Last-Minute Will Changes

A recent article in the Wall Street Journal told the story of Melvin Simon, a mall magnate from the Midwest who in the last year of his life changed his $1 billion will to favor his second wife at the expense of his children from his first marriage.

In the process his hand was apparently guided to sign the documents. After his death the eldest daughter sued the second wife.

This doesn’t just happen to the rich and famous, but we only hear about it when there are large amounts of money at stake or big names involved. What should advisors know about such cases and what role can they play in preventing them?

Legally, what’s at stake is undue influence. Was Simon subject to undue influence from his second wife, while too frail or mentally incompetent to understand what was going on or did he want to make this last minute change?

There’s a fairly low bar to establishing “bare competency” on the part of the testator, said Tom Abendroth, an estates lawyer at Schiff Hardin in Chicago.
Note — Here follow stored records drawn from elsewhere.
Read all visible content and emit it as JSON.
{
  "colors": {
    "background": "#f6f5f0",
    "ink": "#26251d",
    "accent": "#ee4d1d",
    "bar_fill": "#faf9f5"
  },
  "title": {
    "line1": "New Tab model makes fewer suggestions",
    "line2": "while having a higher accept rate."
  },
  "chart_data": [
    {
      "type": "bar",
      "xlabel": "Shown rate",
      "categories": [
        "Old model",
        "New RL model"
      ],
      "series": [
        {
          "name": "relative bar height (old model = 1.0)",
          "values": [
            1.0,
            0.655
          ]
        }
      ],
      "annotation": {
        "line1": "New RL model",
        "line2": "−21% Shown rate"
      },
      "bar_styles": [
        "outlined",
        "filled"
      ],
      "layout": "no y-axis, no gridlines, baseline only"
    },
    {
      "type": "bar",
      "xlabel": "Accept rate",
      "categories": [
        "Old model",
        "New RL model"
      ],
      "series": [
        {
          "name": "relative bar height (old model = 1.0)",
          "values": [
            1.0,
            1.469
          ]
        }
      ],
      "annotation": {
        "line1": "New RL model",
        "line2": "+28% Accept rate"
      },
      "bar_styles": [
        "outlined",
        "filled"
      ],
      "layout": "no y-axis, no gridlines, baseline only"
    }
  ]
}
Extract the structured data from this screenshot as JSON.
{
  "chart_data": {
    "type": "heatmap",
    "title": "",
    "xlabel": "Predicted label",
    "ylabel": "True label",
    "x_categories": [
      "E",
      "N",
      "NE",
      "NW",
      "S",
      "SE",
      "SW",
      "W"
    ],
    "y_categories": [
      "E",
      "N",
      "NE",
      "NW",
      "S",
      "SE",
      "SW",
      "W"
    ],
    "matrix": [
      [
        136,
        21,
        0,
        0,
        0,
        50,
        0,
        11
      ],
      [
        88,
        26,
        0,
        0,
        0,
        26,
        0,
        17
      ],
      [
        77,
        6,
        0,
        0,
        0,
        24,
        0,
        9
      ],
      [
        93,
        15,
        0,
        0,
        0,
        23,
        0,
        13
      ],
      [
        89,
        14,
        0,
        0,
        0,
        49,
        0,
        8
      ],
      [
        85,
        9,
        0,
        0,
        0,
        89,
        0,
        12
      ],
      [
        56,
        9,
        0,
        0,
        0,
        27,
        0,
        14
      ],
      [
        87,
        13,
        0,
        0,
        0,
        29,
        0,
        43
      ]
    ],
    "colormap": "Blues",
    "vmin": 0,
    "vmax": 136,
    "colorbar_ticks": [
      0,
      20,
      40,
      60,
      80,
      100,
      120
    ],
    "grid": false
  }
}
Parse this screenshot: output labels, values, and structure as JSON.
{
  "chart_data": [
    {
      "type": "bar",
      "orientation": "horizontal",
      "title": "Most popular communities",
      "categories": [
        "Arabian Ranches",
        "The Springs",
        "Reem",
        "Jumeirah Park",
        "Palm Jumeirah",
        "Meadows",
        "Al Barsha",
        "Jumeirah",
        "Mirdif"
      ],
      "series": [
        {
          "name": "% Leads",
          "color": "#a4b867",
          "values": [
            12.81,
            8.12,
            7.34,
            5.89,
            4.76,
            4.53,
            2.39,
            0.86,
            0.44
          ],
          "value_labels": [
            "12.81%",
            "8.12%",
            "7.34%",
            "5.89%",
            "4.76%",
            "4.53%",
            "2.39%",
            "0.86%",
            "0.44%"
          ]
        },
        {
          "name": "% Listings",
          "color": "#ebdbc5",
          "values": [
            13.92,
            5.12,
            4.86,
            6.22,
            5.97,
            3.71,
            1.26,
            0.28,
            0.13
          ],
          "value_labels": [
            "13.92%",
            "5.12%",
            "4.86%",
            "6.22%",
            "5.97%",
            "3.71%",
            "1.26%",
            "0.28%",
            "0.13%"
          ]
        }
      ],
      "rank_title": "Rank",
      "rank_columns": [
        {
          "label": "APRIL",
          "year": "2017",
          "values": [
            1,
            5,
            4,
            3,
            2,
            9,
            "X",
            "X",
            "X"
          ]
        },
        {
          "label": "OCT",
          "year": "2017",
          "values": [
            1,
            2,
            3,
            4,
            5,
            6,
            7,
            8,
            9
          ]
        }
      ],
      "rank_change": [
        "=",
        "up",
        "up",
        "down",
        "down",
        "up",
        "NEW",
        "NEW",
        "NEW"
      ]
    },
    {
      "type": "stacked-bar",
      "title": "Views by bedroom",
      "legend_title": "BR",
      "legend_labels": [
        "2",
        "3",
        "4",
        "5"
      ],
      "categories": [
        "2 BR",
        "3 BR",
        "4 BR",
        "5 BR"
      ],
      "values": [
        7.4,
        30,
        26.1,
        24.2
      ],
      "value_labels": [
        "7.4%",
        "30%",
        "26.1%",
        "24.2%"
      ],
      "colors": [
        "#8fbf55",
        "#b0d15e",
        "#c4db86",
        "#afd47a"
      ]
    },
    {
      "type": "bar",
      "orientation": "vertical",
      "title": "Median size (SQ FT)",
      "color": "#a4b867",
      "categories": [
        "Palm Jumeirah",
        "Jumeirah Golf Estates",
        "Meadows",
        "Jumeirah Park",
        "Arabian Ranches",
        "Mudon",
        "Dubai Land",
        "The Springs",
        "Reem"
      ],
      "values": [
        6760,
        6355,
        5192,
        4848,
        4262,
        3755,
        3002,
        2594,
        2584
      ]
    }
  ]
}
“A person can be suffering from forms of dementia or Alzheimer’s, but are signing in a lucid moment,” he said. “If the challenger can’t prove that they had no idea what they were doing, they would probably be found competent.”

Undue influence is an easier case to make for someone challenging the will, he said. For example, if the person benefiting from the change was instrumental in procuring it, the new will might be thrown out.

“People who are in a position of influence over the person’s caretaking, where the will changes in their favor, it’s going to smell fishy,” said David Handler, an estate attorney and partner at Kirkland & Ellis. “The change needs to be of their own free will or else any will that was signed by that person, or purported to be signed, is invalid. The hard part is the primary witness is dead. So you don’t know what conversation took place. This is why you have witnesses to wills.”

A classic element of procurement of procurement of the will by someone who stands to benefit from it “is the situation where the child takes the parent to the child’s lawyer or a new lawyer and says, ‘Mom needs a new will,’” Abendroth said . “That person presumably has benefited from the change and literally walked mom down the lawyer, who being new to the client won’t know something’s up.”

Such cases are often settled out of court. “Most often, you give them some amount of money to walk away, said Deborah Dunn, a partner at Kirkland & Ellis.”

She said sometimes the fight is really an emotional issue and the money doesn’t really matter. She cited a case where a brother and sister battled over a company held in trust.

“It was getting to the point where the only people who won were the lawyers,” Dunn said. “Sometimes they don’t care if they go broke trying to win.”

The best protection against such battles is a quarterly or annual meeting with the family and the family’s advisors, said Martin Shenkman of the eponymous firm in Paramus N.J. “That’s the least expensive way to do it,” he said.

He suggested the family meets once a year with the appropriate advisors, corporate and estate attorneys, accountants, insurance agents and financial planners to make sure everyone understands the game plan. Then if there’s a change, favoring one party, “there’s a group there witnessing it,” he said. “If they’re seeing that the testator is becoming more frail, perhaps it makes sense to re-sign another will in a month. Get daylight in there, make it known.” He points out that you don’t have to be wealthy to meet with your lawyer, attorney or accountant once a year and clean up any loose ends.

Advisors and estate attorneys who have had a longstanding relationship with clients can help if there’s a sudden will change toward the end of life as long as they know about it.

“If the client calls me and says I changed my mind and suddenly I want to do this, and I know that they are extremely elderly or dying, I would ask what’s going on,” said Abendroth. “I would want to sit down with them and would certainly refuse to do anything if it’s coming form another family member or someone from the family office who calls and says he wants to make the change. I don’t want to hear that indirectly. I want to look the client in the eye, any lawyer should rightly be suspicious.”

He added that the financial advisor may be the person who has the long-term relationship and can be a sounding board to the estates attorney and be the one to sit down with the client and explore the situation with a little more depth.